Nduka Chiejina (Assistant Editor)
As Nigeria entres her second recession in five years, the National Assembly has been urged to quickly pass the 2021 budget to hasten the country’s economic recovery.
Professor Uche Uwaleke of the Nasarawa State University told The Nation that “the early passage of the 2021 appropriation Bill will go a long way in supporting economic recovery.”
Reacting to the news of Nigeria sliding into recession, Don stated that “the performance of the Agricultural sector in real terms which came in at 1.39% was disappointing.”
This he said, “corroborates the high food inflation rate now above 17% caused in large part by insecurity in many parts of the country”.
However, he sees “a quick V-shaped recovery as the effect of COVID’19 recedes and the impact of the interventions by the government and CBN begin to manifest including the implementation of the Economic Sustainability Plan.”
He noted that the third-quarter GDP figures released by the National Bureau of Statistics (NBS) “is a confirmation of the fact that in terms of economic contraction occasioned by COVID’19, Q2 2020 represents the worst experience for Nigeria.”
Professor Uwaleke however believes that things could have been worse In Q2 of 2020 but for the government’s responses like “the ease in lockdowns and movement restrictions, the reduction in the cases of COVID’19 and the gradual return of investors confidence in the economy.”
These improved measures by the government he said have resulted in investor confidence which has manifested “in PMI readings and stock market performance.”
According to the Professor “, this explains why, although still in the negative territory, sectors like Manufacturing, Trade, Transportation, and Education recorded improvements over the Q2 numbers.”
On his part, visiting Professor at the Centre for the Study of Leadership and Complex Military Operations, Nigeria Defence Academy (NDA) Prof.
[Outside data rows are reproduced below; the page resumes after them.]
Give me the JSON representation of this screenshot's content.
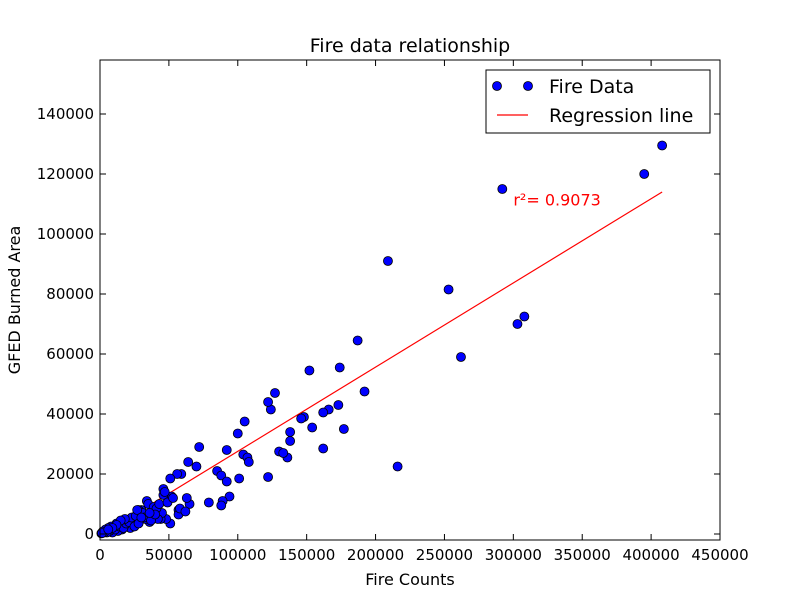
{
  "chart_data": {
    "type": "scatter",
    "title": "Fire data relationship",
    "xlabel": "Fire Counts",
    "ylabel": "GFED Burned Area",
    "xlim": [
      0,
      450000
    ],
    "ylim": [
      -2000,
      158000
    ],
    "xticks": [
      0,
      50000,
      100000,
      150000,
      200000,
      250000,
      300000,
      350000,
      400000,
      450000
    ],
    "yticks": [
      0,
      20000,
      40000,
      60000,
      80000,
      100000,
      120000,
      140000
    ],
    "xtick_labels": [
      "0",
      "50000",
      "100000",
      "150000",
      "200000",
      "250000",
      "300000",
      "350000",
      "400000",
      "450000"
    ],
    "ytick_labels": [
      "0",
      "20000",
      "40000",
      "60000",
      "80000",
      "100000",
      "120000",
      "140000"
    ],
    "grid": false,
    "legend": {
      "placement": "top-right",
      "entries": [
        "Fire Data",
        "Regression line"
      ]
    },
    "annotation": {
      "text": "r²= 0.9073",
      "x": 300000,
      "y": 111500,
      "color": "#ff0000"
    },
    "colors": {
      "points": "#0000ff",
      "point_edge": "#000000",
      "regression": "#ff0000"
    },
    "series": [
      {
        "name": "Fire Data",
        "x": [
          408000,
          395000,
          292000,
          209000,
          253000,
          308000,
          303000,
          262000,
          187000,
          174000,
          192000,
          173000,
          166000,
          177000,
          162000,
          152000,
          154000,
          148000,
          146000,
          127000,
          124000,
          122000,
          130000,
          136000,
          138000,
          138000,
          133000,
          162000,
          122000,
          105000,
          100000,
          92000,
          104000,
          107000,
          108000,
          101000,
          72000,
          70000,
          64000,
          59000,
          56000,
          51000,
          52000,
          46000,
          46000,
          85000,
          88000,
          94000,
          92000,
          89000,
          88000,
          79000,
          65000,
          63000,
          57000,
          57000,
          51000,
          48000,
          44000,
          45000,
          42000,
          38000,
          36000,
          34000,
          33000,
          30000,
          28000,
          27000,
          29000,
          25000,
          24000,
          22000,
          20000,
          18000,
          16000,
          15000,
          13000,
          12000,
          10000,
          9000,
          8000,
          7000,
          6000,
          5000,
          4000,
          3000,
          2000,
          1000,
          1500,
          11000,
          14000,
          17000,
          19000,
          21000,
          23000,
          26000,
          31000,
          35000,
          39000,
          41000,
          43000,
          47000,
          49000,
          53000,
          58000,
          62000,
          25000,
          28000,
          32000,
          37000,
          40000,
          27000,
          30000,
          36000,
          18000,
          15000,
          12000,
          9000,
          6000,
          216000
        ],
        "y": [
          129500,
          120000,
          115000,
          91000,
          81500,
          72500,
          70000,
          59000,
          64500,
          55500,
          47500,
          43000,
          41500,
          35000,
          40500,
          54500,
          35500,
          39000,
          38500,
          47000,
          41500,
          44000,
          27500,
          25500,
          34000,
          31000,
          27000,
          28500,
          19000,
          37500,
          33500,
          28000,
          26500,
          25500,
          24000,
          18500,
          29000,
          22500,
          24000,
          20000,
          20000,
          18500,
          12500,
          15000,
          13000,
          21000,
          19500,
          12500,
          17500,
          11000,
          9500,
          10500,
          10000,
          12000,
          8000,
          6500,
          3500,
          5000,
          5000,
          7000,
          5000,
          6000,
          4000,
          11000,
          5000,
          8000,
          8000,
          4000,
          6000,
          5000,
          2500,
          2000,
          4000,
          3000,
          1500,
          3000,
          1000,
          3500,
          1500,
          500,
          2500,
          1000,
          2000,
          500,
          1500,
          500,
          800,
          200,
          300,
          1500,
          2500,
          2000,
          3500,
          4000,
          5500,
          6000,
          7000,
          10000,
          9000,
          8500,
          10000,
          14000,
          10500,
          12000,
          8500,
          7500,
          2500,
          3500,
          5500,
          4500,
          6500,
          8000,
          5500,
          7000,
          5000,
          4500,
          3000,
          2000,
          1500,
          22500
        ]
      },
      {
        "name": "Regression line",
        "type": "line",
        "x": [
          0,
          408000
        ],
        "y": [
          -500,
          114000
        ]
      }
    ]
  }
}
Ken Ife said he is “not surprised that Nigeria slipped into recession both as the aftermath of the lockdown and as part of the ongoing macroeconomic headwinds”.
According to Prof Ken Ife, “the unusual type of recession we dropped into, stagflation, is one where, rather than the economy experiencing low inflation, low-interest rates, with expansionary policies, we are just seeing the opposite in galloping inflation, high-interest rates, and fiscal and monetary policy challenges despite quantitative domestic finance interventions.”
Expressing optimism, Prof Ife stated that “at a contraction of -3.62%, there is a likelihood we might jump out of recession in the 4th Qtr of 2020, but certainly, in the 1st Qtr of 2021, all things being equal.”
“Whilst the oil GDP growth rate went deeper into the red at -13.89% and with a reduced contribution to GDP, non-oil sector outperformed by returning a marginal decline in the non-oil GDP growth rate of -2.51%,” he said.
The nonoil sector performance he noted “was boosted by the positive growth of 18 sectors compared to 13 sectors in Qtr2.”